Crude oil prices rose on Monday as storms closed in on the Gulf of Mexico, shutting more than half its oil production, and on signs of progress in development of a COVID-19 treatment. Brent crude was up 32 cents, or 0.7%, at $44.67 a barrel by 0753 GMT. U.S. West Texas Intermediate crude rose 31 cents, or 0.7%, to $42.65.
Energy companies shut more than 1 million barrels per day (bpd) of offshore crude oil production in the U.S. Gulf of Mexico because of the twin threat from Hurricane Marco and Tropical Storm Laura. Workers have been evacuated from more than 100 production platforms.

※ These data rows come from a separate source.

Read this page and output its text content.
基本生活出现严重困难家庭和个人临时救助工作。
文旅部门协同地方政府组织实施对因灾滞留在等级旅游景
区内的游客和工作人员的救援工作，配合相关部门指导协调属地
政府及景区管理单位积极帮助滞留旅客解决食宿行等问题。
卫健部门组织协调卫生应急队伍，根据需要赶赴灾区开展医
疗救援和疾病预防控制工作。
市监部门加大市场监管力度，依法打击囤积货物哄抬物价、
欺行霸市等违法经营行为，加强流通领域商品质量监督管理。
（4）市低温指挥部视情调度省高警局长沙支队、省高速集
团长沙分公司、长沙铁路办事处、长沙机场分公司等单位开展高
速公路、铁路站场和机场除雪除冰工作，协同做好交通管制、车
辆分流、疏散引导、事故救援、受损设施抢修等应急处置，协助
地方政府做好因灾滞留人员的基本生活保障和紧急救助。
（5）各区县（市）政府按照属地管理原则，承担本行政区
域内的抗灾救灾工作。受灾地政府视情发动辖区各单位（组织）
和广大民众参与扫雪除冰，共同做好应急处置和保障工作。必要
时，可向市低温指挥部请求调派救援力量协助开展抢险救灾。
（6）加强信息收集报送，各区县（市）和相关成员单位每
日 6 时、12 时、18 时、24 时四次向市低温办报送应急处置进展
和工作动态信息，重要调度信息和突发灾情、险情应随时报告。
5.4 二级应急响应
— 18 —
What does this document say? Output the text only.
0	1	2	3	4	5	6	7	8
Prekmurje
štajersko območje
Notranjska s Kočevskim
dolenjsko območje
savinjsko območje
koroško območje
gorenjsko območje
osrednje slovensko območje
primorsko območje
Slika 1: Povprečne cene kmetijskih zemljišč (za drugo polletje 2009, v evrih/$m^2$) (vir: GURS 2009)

Also supporting prices was a report by the Financial Times that U.S. President Donald Trump is considering fast-tracking an experimental COVID-19 vaccine being developed by AstraZeneca (AZN.L) and Oxford University. On Sunday Trump also hailed FDA authorization of a coronavirus treatment that uses blood plasma from recovered patients, a day after he accused the agency of impeding the rollout of vaccines and therapeutics for political reasons.
Oil price gains were kept in check, however, by an increase in the U.S. oil and natural rig count for the first time since March, with the addition of the most oil rigs in seven months as shale producers resume drilling.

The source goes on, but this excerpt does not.